Journal of Clinical Microbiology, September 2002, p. 3319-3325, Vol. 40, No. 9
0095-1137/02/$04.00+0 DOI: 10.1128/JCM.40.9.3319-3325.2002
Copyright © 2002, American Society for Microbiology. All Rights Reserved.
Arnaldo Yoshiteru Kuaye,1,
Theresa Gina Cargioli,1 Michael S. Chung,1 Rasmus Nielsen,2 and Martin Wiedmann1*
Department of Food Science,1 Department of Biometry, Cornell University, Ithaca, New York2
Received 23 April 2002/ Returned for modification 29 May 2002/ Accepted 1 July 2002
|
|
|---|
|
|
|---|
Commonly used phenotype-based subtyping methods for L. monocytogenes and other food-borne pathogens include serotyping, phage typing, and multilocus enzyme electrophoresis (MLEE) (14, 24). DNA-based subtyping methods include PCR-based approaches (e.g., random amplified polymorphic DNA and amplified fragment length polymorphism), ribotyping, and pulsed-field gel electrophoresis (2, 13, 16). These DNA-based methods define bacterial subtypes by using either PCR amplification or restriction digestion of bacterial DNA to generate DNA fragment banding patterns. While many of these methods have proven effective for differentiating L. monocytogenes subtypes, DNA fragment size-based subtyping methods have significant drawbacks. For example, despite the existence of software packages for data normalization and analyses (12), these subtyping methods are often difficult to standardize. As a consequence, the ease of exchanging and comparing subtype data among laboratories can be severely limited. While DNA fragment size-based subtyping methods have been used for cluster analyses, they generally do not provide information amenable to the inference of primary genetic characteristics (i.e., nucleotide sequences) for evolutionary analyses. As long-term studies on the epidemiology, ecology, and evolution of bacterial pathogens require subtyping data that can be used to infer and quantify the genetic relatedness of isolates, DNA fragment size-based subtyping methods have limited utility for these applications.

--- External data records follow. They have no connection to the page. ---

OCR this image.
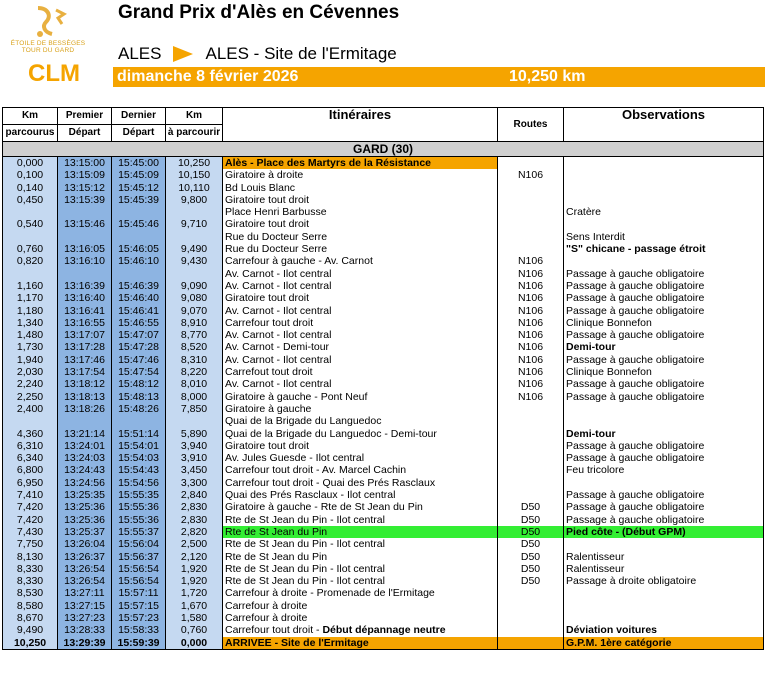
ÉTOILE DE BESSÈGES
TOUR DU GARD
CLM
Grand Prix d'Alès en Cévennes
ALES	ALES - Site de l'Ermitage
dimanche 8 février 2026	10,250 km
Km	Premier	Dernier	Km	Itinéraires	Routes	Observations
parcourus	Départ	Départ	à parcourir			
GARD (30)						
0,000	13:15:00	15:45:00	10,250	Alès - Place des Martyrs de la Résistance		
0,100	13:15:09	15:45:09	10,150	Giratoire à droite	N106	
0,140	13:15:12	15:45:12	10,110	Bd Louis Blanc		
0,450	13:15:39	15:45:39	9,800	Giratoire tout droit		
				Place Henri Barbusse		Cratère
0,540	13:15:46	15:45:46	9,710	Giratoire tout droit		
				Rue du Docteur Serre		Sens Interdit
0,760	13:16:05	15:46:05	9,490	Rue du Docteur Serre		"S" chicane - passage étroit
0,820	13:16:10	15:46:10	9,430	Carrefour à gauche - Av. Carnot	N106	
				Av. Carnot - Ilot central	N106	Passage à gauche obligatoire
1,160	13:16:39	15:46:39	9,090	Av. Carnot - Ilot central	N106	Passage à gauche obligatoire
1,170	13:16:40	15:46:40	9,080	Giratoire tout droit	N106	Passage à gauche obligatoire
1,180	13:16:41	15:46:41	9,070	Av. Carnot - Ilot central	N106	Passage à gauche obligatoire
1,340	13:16:55	15:46:55	8,910	Carrefour tout droit	N106	Clinique Bonnefon
1,480	13:17:07	15:47:07	8,770	Av. Carnot - Ilot central	N106	Passage à gauche obligatoire
1,730	13:17:28	15:47:28	8,520	Av. Carnot - Demi-tour	N106	Demi-tour
1,940	13:17:46	15:47:46	8,310	Av. Carnot - Ilot central	N106	Passage à gauche obligatoire
2,030	13:17:54	15:47:54	8,220	Carrefout tout droit	N106	Clinique Bonnefon
2,240	13:18:12	15:48:12	8,010	Av. Carnot - Ilot central	N106	Passage à gauche obligatoire
2,250	13:18:13	15:48:13	8,000	Giratoire à gauche - Pont Neuf	N106	Passage à gauche obligatoire
2,400	13:18:26	15:48:26	7,850	Giratoire à gauche		
				Quai de la Brigade du Languedoc		
4,360	13:21:14	15:51:14	5,890	Quai de la Brigade du Languedoc - Demi-tour		Demi-tour
6,310	13:24:01	15:54:01	3,940	Giratoire tout droit		Passage à gauche obligatoire
6,340	13:24:03	15:54:03	3,910	Av. Jules Guesde - Ilot central		Passage à gauche obligatoire
6,800	13:24:43	15:54:43	3,450	Carrefour tout droit - Av. Marcel Cachin		Feu tricolore
6,950	13:24:56	15:54:56	3,300	Carrefour tout droit - Quai des Prés Rasclaux		
7,410	13:25:35	15:55:35	2,840	Quai des Prés Rasclaux - Ilot central		Passage à gauche obligatoire
7,420	13:25:36	15:55:36	2,830	Giratoire à gauche - Rte de St Jean du Pin	D50	Passage à gauche obligatoire
7,420	13:25:36	15:55:36	2,830	Rte de St Jean du Pin - Ilot central	D50	Passage à gauche obligatoire
7,430	13:25:37	15:55:37	2,820	Rte de St Jean du Pin	D50	Pied côte - (Début GPM)
7,750	13:26:04	15:56:04	2,500	Rte de St Jean du Pin - Ilot central	D50	
8,130	13:26:37	15:56:37	2,120	Rte de St Jean du Pin	D50	Ralentisseur
8,330	13:26:54	15:56:54	1,920	Rte de St Jean du Pin - Ilot central	D50	Ralentisseur
8,330	13:26:54	15:56:54	1,920	Rte de St Jean du Pin - Ilot central	D50	Passage à droite obligatoire
8,530	13:27:11	15:57:11	1,720	Carrefour à droite - Promenade de l'Ermitage		
8,580	13:27:15	15:57:15	1,670	Carrefour à droite		
8,670	13:27:23	15:57:23	1,580	Carrefour à droite		
9,490	13:28:33	15:58:33	0,760	Carrefour tout droit - Début dépannage neutre		Déviation voitures
10,250	13:29:39	15:59:39	0,000	ARRIVEE - Site de l'Ermitage		G.P.M. 1ère catégorie
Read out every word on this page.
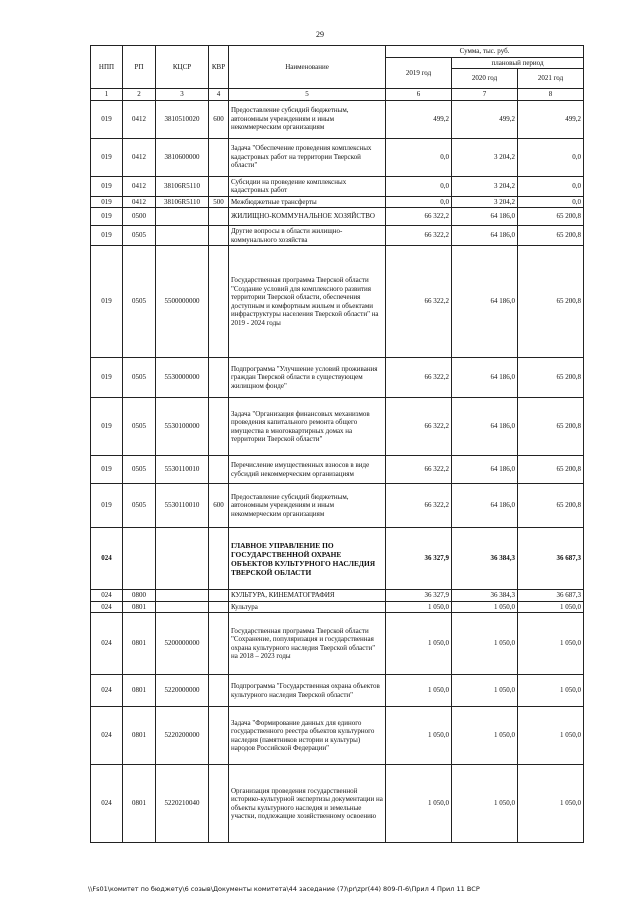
29
НПП	РП	КЦСР	КВР	Наименование	Сумма, тыс. руб.		
					2019 год	плановый период	
						2020 год	2021 год
1	2	3	4	5	6	7	8
019	0412	3810510020	600	Предоставление субсидий бюджетным, автономным учреждениям и иным некоммерческим организациям	499,2	499,2	499,2
019	0412	3810600000		Задача "Обеспечение проведения комплексных кадастровых работ на территории Тверской области"	0,0	3 204,2	0,0
019	0412	38106R5110		Субсидии на проведение комплексных кадастровых работ	0,0	3 204,2	0,0
019	0412	38106R5110	500	Межбюджетные трансферты	0,0	3 204,2	0,0
019	0500			ЖИЛИЩНО-КОММУНАЛЬНОЕ ХОЗЯЙСТВО	66 322,2	64 186,0	65 200,8
019	0505			Другие вопросы в области жилищно-коммунального хозяйства	66 322,2	64 186,0	65 200,8
019	0505	5500000000		Государственная программа Тверской области "Создание условий для комплексного развития территории Тверской области, обеспечения доступным и комфортным жильем и объектами инфраструктуры населения Тверской области" на 2019 - 2024 годы	66 322,2	64 186,0	65 200,8
019	0505	5530000000		Подпрограмма "Улучшение условий проживания граждан Тверской области в существующем жилищном фонде"	66 322,2	64 186,0	65 200,8
019	0505	5530100000		Задача "Организация финансовых механизмов проведения капитального ремонта общего имущества в многоквартирных домах на территории Тверской области"	66 322,2	64 186,0	65 200,8
019	0505	5530110010		Перечисление имущественных взносов в виде субсидий некоммерческим организациям	66 322,2	64 186,0	65 200,8
019	0505	5530110010	600	Предоставление субсидий бюджетным, автономным учреждениям и иным некоммерческим организациям	66 322,2	64 186,0	65 200,8
024				ГЛАВНОЕ УПРАВЛЕНИЕ ПО ГОСУДАРСТВЕННОЙ ОХРАНЕ ОБЪЕКТОВ КУЛЬТУРНОГО НАСЛЕДИЯ ТВЕРСКОЙ ОБЛАСТИ	36 327,9	36 384,3	36 687,3
024	0800			КУЛЬТУРА, КИНЕМАТОГРАФИЯ	36 327,9	36 384,3	36 687,3
024	0801			Культура	1 050,0	1 050,0	1 050,0
024	0801	5200000000		Государственная программа Тверской области "Сохранение, популяризация и государственная охрана культурного наследия Тверской области" на 2018 – 2023 годы	1 050,0	1 050,0	1 050,0
024	0801	5220000000		Подпрограмма "Государственная охрана объектов культурного наследия Тверской области"	1 050,0	1 050,0	1 050,0
024	0801	5220200000		Задача "Формирование данных для единого государственного реестра объектов культурного наследия (памятников истории и культуры) народов Российской Федерации"	1 050,0	1 050,0	1 050,0
024	0801	5220210040		Организация проведения государственной историко-культурной экспертизы документации на объекты культурного наследия и земельные участки, подлежащие хозяйственному освоению	1 050,0	1 050,0	1 050,0
\\Fs01\комитет по бюджету\6 созыв\Документы комитета\44 заседание (7)\pr\zpr(44) 809-П-6\Прил 4 Прил 11 ВСР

DNA sequencing-based methods are being developed and increasingly used for subtyping and characterizing bacterial isolates. In these methods, complete or partial nucleotide sequences are determined for one or more bacterial genes or chromosomal regions, thus providing unambiguous and discrete data. Sequencing can target a single gene (single locus approach) or multiple genes. The advantages of sequencing methods over DNA fragment size-based typing methods include their ability to generate unambiguous data that are portable through web-based databases and that can be used for phylogenetic analyses (3, 9). While a variety of DNA sequence-based subtyping strategies targeting virulence genes, housekeeping genes, or other chromosomal genes and regions are feasible, multilocus sequence typing (MLST), which is an extension of MLEE, represents a widely used strategy (26).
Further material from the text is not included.